The above isn’t the entire list of books that I had read this year (as part of my continual learning, or leisure reading). As such, I feel like I need to mention a few other titles that I have read this year:
- Lock-On Volume 2 by Lost in Cult
- An Atypical ASP.NET Core 5 Design Patterns Guide: A SOLID adventure into architectural principles, design patterns, .NET 5, and C# by Carl-Hugo Marcotte
- The Courage to Be Disliked: How to Free Yourself, Change your Life and Achieve Real Happiness by Ichiro Kishimi
- The Ultimate History of Video Games, Volume 1 by Stephen L. Kent
- The Power of Boredom: Why Boredom is Essential to Creating a Meaningful Life by Mark A. Hawkins
- Itchy, Tasty: An Unofficial History of Resident Evil by Alex Aniel
- Play: How It Shapes the Brain, Opens the Imagination, and Invigorates the Soul by Dr. Stuart M. Brown
- Drive: The Surprising Truth About What Motivates Us by Daniel H. Pink
- Shape Up: Stop Running in Circles and Ship Work that Matters by Ryan Singer
Using the time and budget that RJJ provide for training and continual development, I feel as though I have been able to touch on a number of topics which lie either slightly adjacent to development or are directly related to some of the best-practises that we use in modern software development - even if they came from outside of the development industry. And I think that there are two key points here:
- the need to continually learn
- the need to look outside of one’s industry
By continually learning we can ensure that the knowledge we already possess is backed up and refreshed with new knowledge, we also build on that knowledge and are able to move in new directions because of it. By looking outside of our industry, we are able to see familiar problems in a completely new light and are able to appreciate novel (to us) solutions to those problems.

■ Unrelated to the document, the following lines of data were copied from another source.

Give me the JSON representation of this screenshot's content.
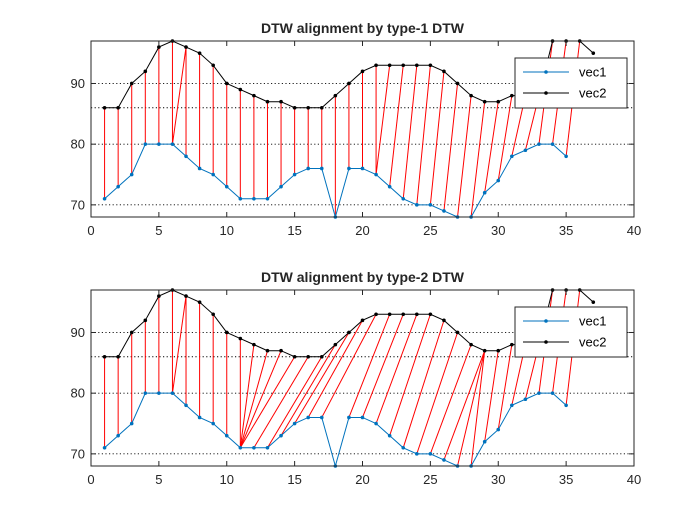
{
  "chart_data": [
    {
      "type": "line",
      "title": "DTW alignment by type-1 DTW",
      "xlabel": "",
      "ylabel": "",
      "xlim": [
        0,
        40
      ],
      "ylim": [
        68,
        97
      ],
      "xticks": [
        0,
        5,
        10,
        15,
        20,
        25,
        30,
        35,
        40
      ],
      "yticks": [
        70,
        80,
        90
      ],
      "grid": "horizontal dotted at y = 70, 80, 86, 90",
      "legend": "top-right",
      "series": [
        {
          "name": "vec1",
          "color": "#0072BD",
          "x": [
            1,
            2,
            3,
            4,
            5,
            6,
            7,
            8,
            9,
            10,
            11,
            12,
            13,
            14,
            15,
            16,
            17,
            18,
            19,
            20,
            21,
            22,
            23,
            24,
            25,
            26,
            27,
            28,
            29,
            30,
            31,
            32,
            33,
            34,
            35
          ],
          "values": [
            71,
            73,
            75,
            80,
            80,
            80,
            78,
            76,
            75,
            73,
            71,
            71,
            71,
            73,
            75,
            76,
            76,
            68,
            76,
            76,
            75,
            73,
            71,
            70,
            70,
            69,
            68,
            68,
            72,
            74,
            78,
            79,
            80,
            80,
            78
          ]
        },
        {
          "name": "vec2",
          "color": "#000000",
          "x": [
            1,
            2,
            3,
            4,
            5,
            6,
            7,
            8,
            9,
            10,
            11,
            12,
            13,
            14,
            15,
            16,
            17,
            18,
            19,
            20,
            21,
            22,
            23,
            24,
            25,
            26,
            27,
            28,
            29,
            30,
            31,
            32,
            33,
            34,
            35,
            36,
            37
          ],
          "values": [
            86,
            86,
            90,
            92,
            96,
            97,
            96,
            95,
            93,
            90,
            89,
            88,
            87,
            87,
            86,
            86,
            86,
            88,
            90,
            92,
            93,
            93,
            93,
            93,
            93,
            92,
            90,
            88,
            87,
            87,
            88,
            88,
            88,
            97,
            97,
            97,
            95
          ]
        }
      ],
      "alignment_color": "#ff0000",
      "alignment": [
        [
          1,
          1
        ],
        [
          2,
          2
        ],
        [
          3,
          3
        ],
        [
          4,
          4
        ],
        [
          5,
          5
        ],
        [
          6,
          6
        ],
        [
          6,
          7
        ],
        [
          7,
          7
        ],
        [
          8,
          8
        ],
        [
          9,
          9
        ],
        [
          10,
          10
        ],
        [
          11,
          11
        ],
        [
          12,
          12
        ],
        [
          13,
          13
        ],
        [
          14,
          14
        ],
        [
          15,
          15
        ],
        [
          16,
          16
        ],
        [
          17,
          17
        ],
        [
          18,
          18
        ],
        [
          19,
          19
        ],
        [
          20,
          20
        ],
        [
          21,
          21
        ],
        [
          21,
          22
        ],
        [
          22,
          23
        ],
        [
          23,
          24
        ],
        [
          24,
          25
        ],
        [
          25,
          26
        ],
        [
          26,
          27
        ],
        [
          27,
          28
        ],
        [
          28,
          29
        ],
        [
          29,
          30
        ],
        [
          30,
          31
        ],
        [
          31,
          32
        ],
        [
          32,
          33
        ],
        [
          33,
          34
        ],
        [
          34,
          35
        ],
        [
          35,
          36
        ]
      ]
    },
    {
      "type": "line",
      "title": "DTW alignment by type-2 DTW",
      "xlabel": "",
      "ylabel": "",
      "xlim": [
        0,
        40
      ],
      "ylim": [
        68,
        97
      ],
      "xticks": [
        0,
        5,
        10,
        15,
        20,
        25,
        30,
        35,
        40
      ],
      "yticks": [
        70,
        80,
        90
      ],
      "grid": "horizontal dotted at y = 70, 80, 86, 90",
      "legend": "top-right",
      "series": [
        {
          "name": "vec1",
          "color": "#0072BD",
          "x": [
            1,
            2,
            3,
            4,
            5,
            6,
            7,
            8,
            9,
            10,
            11,
            12,
            13,
            14,
            15,
            16,
            17,
            18,
            19,
            20,
            21,
            22,
            23,
            24,
            25,
            26,
            27,
            28,
            29,
            30,
            31,
            32,
            33,
            34,
            35
          ],
          "values": [
            71,
            73,
            75,
            80,
            80,
            80,
            78,
            76,
            75,
            73,
            71,
            71,
            71,
            73,
            75,
            76,
            76,
            68,
            76,
            76,
            75,
            73,
            71,
            70,
            70,
            69,
            68,
            68,
            72,
            74,
            78,
            79,
            80,
            80,
            78
          ]
        },
        {
          "name": "vec2",
          "color": "#000000",
          "x": [
            1,
            2,
            3,
            4,
            5,
            6,
            7,
            8,
            9,
            10,
            11,
            12,
            13,
            14,
            15,
            16,
            17,
            18,
            19,
            20,
            21,
            22,
            23,
            24,
            25,
            26,
            27,
            28,
            29,
            30,
            31,
            32,
            33,
            34,
            35,
            36,
            37
          ],
          "values": [
            86,
            86,
            90,
            92,
            96,
            97,
            96,
            95,
            93,
            90,
            89,
            88,
            87,
            87,
            86,
            86,
            86,
            88,
            90,
            92,
            93,
            93,
            93,
            93,
            93,
            92,
            90,
            88,
            87,
            87,
            88,
            88,
            88,
            97,
            97,
            97,
            95
          ]
        }
      ],
      "alignment_color": "#ff0000",
      "alignment": [
        [
          1,
          1
        ],
        [
          2,
          2
        ],
        [
          3,
          3
        ],
        [
          4,
          4
        ],
        [
          5,
          5
        ],
        [
          6,
          6
        ],
        [
          6,
          7
        ],
        [
          7,
          7
        ],
        [
          8,
          8
        ],
        [
          9,
          9
        ],
        [
          10,
          10
        ],
        [
          11,
          11
        ],
        [
          11,
          12
        ],
        [
          11,
          13
        ],
        [
          11,
          14
        ],
        [
          11,
          15
        ],
        [
          12,
          16
        ],
        [
          13,
          17
        ],
        [
          14,
          18
        ],
        [
          15,
          19
        ],
        [
          16,
          20
        ],
        [
          17,
          21
        ],
        [
          19,
          22
        ],
        [
          20,
          23
        ],
        [
          21,
          24
        ],
        [
          22,
          25
        ],
        [
          23,
          26
        ],
        [
          24,
          27
        ],
        [
          25,
          28
        ],
        [
          26,
          29
        ],
        [
          27,
          29
        ],
        [
          28,
          29
        ],
        [
          29,
          30
        ],
        [
          30,
          31
        ],
        [
          31,
          32
        ],
        [
          32,
          33
        ],
        [
          33,
          34
        ],
        [
          34,
          35
        ],
        [
          35,
          36
        ]
      ]
    }
  ]
}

I always recommend that developers continually learn, and look outside of their industry (or there section of it) as there’s always something to learn and bring back to your work. After all, that’s how the DevOps movement started: applying the Toyota Production System to software development, via the lessons taught in The Goal (by Eliyahu M. Goldratt) and Kaizen (by Masaaki Imai).